Ci sediamo nel salotto che dà proprio sulla scogliera, su due divanetti lineari, di un giallo delicato. Avvio il registratore e attacco, partendo dalla chiusura della condotta fognaria a Punta Righini e dalla recente premiazione al Caffè Ginori: «Un giorno - risponde - stavo godendomi il sole e la brezza del mare. A un certo punto alle mie narici giunse un effluvio. Non un odore di fiori o chissà cos’altro, ma un “puzzo de’mmerda” pe’ capisse. Ora che quella fogna è stata risanata, sono convinto di essermi meritato non solo il premio della fedeltà a Castiglioncello, ma anche quello della resistenza». E giù con le domande e le risposte: le vicine di casa, le sorelle Martinetti, che morirono a 104 e a 102 anni; la passione per l’antiquariato, la scelta di modellare i personaggi ai periodi della sua vita, il rapporto con le donne.

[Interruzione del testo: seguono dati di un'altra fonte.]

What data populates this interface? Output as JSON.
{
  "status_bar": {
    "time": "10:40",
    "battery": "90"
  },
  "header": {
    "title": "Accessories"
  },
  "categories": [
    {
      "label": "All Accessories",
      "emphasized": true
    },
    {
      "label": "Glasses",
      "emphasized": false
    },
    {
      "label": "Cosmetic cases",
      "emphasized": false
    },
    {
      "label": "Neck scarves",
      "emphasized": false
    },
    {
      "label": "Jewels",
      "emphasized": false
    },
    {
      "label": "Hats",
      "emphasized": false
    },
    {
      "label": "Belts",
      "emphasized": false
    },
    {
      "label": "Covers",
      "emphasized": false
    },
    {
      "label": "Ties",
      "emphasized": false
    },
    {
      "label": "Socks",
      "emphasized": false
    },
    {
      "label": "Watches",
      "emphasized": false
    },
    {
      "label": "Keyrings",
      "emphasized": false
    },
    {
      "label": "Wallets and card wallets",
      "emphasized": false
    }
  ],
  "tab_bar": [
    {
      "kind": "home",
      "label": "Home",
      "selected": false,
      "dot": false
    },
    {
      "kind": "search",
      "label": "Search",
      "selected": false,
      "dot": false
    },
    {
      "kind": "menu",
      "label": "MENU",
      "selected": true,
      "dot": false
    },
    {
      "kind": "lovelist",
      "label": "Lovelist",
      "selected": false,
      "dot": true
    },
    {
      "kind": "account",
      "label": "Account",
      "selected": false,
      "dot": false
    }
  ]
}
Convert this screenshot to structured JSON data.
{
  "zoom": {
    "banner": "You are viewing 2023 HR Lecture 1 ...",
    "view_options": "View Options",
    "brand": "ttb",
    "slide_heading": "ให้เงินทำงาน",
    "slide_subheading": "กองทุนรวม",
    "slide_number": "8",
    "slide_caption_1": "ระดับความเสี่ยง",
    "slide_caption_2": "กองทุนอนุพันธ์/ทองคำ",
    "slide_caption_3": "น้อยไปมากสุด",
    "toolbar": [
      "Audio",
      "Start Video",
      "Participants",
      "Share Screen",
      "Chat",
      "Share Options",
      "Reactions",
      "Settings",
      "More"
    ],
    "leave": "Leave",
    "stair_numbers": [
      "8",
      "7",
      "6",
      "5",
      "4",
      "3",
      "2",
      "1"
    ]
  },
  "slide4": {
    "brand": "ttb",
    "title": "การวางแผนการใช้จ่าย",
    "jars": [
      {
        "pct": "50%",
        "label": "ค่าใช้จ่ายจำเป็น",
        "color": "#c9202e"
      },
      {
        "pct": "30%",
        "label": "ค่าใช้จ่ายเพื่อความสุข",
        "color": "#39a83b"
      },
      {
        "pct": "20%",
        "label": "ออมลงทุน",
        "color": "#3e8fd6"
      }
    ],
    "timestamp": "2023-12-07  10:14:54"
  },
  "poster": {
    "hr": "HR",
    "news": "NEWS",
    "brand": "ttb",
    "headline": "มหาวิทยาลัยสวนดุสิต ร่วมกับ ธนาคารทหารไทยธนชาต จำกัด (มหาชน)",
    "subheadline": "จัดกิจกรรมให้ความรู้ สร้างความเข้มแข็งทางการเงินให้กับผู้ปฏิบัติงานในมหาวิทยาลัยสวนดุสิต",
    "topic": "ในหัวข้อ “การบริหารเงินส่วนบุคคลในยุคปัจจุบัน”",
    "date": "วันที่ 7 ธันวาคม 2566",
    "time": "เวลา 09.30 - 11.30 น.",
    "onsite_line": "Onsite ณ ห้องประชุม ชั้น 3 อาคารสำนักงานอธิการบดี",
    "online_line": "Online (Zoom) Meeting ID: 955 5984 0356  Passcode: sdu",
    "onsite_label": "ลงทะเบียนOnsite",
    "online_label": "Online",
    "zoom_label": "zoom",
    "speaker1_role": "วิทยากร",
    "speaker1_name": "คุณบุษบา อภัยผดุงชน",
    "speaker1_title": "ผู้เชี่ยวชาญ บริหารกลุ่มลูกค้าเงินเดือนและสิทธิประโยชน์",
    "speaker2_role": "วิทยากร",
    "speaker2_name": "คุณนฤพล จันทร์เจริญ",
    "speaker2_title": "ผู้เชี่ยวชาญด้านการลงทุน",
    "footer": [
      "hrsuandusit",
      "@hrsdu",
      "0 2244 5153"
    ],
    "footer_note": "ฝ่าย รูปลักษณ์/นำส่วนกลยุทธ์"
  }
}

Già, le donne: non è che il film “Io e Caterina” fosse fin troppo autobiografico, nel senso che lui avrebbe preferito vivere vicino a un robot anziché a una donna in carne e ossa, come poi ha fatto non essendosi mai sposato? Alberto Sordi mi scruta con occhi acquosi. «Guardi, credo che il matrimonio vada rispettato e gli impegni debbano essere sempre onorati. Io, conoscendomi, so benissimo che non avrei potuto fare niente di ciò. Per cui non mi sono sposato». Ma qualcuno tra i tanti, ammette poi, tentò di combinargli un matrimonio proprio a Castiglioncello: «Era un amico. Voleva che conoscessi la cugina della sua ragazza. Appena li vidi arrivare sulla spiaggia, guardai la donna che mi aveva destinato. Mi tuffai in acqua e nuotai a più non posso. Quando mi fermai, rivolto alla battigia, gridai: “Quella te la sposi te”». L’intervista finisce, al pari della limonata nella caraffa in stile ultramoderno e del tempo nella cassetta del magnetofono. Con zelo, senza alzarmi, riavvolgo il nastro e premo il tasto “play” per riascoltare almeno le prime battute. Maledizione, non è venuto nulla. Devo aver combinato qualche pasticcio, forse ho schiacciato i tasti sbagliati, l’emozione mi ha giocato un brutto scherzo. Alberto Sordi mi guarda: «Embè? Che è successo? Non ha registrato?». Ahimé, non è venuto proprio nulla. «Niente de’ male - dice lui -, la rifamo. Vole n’antro po’ de limonata? Dunque, un giorno stavo godendomi il sole e la brezza di mare quando, a un certo punto, alle mie narici giunse....».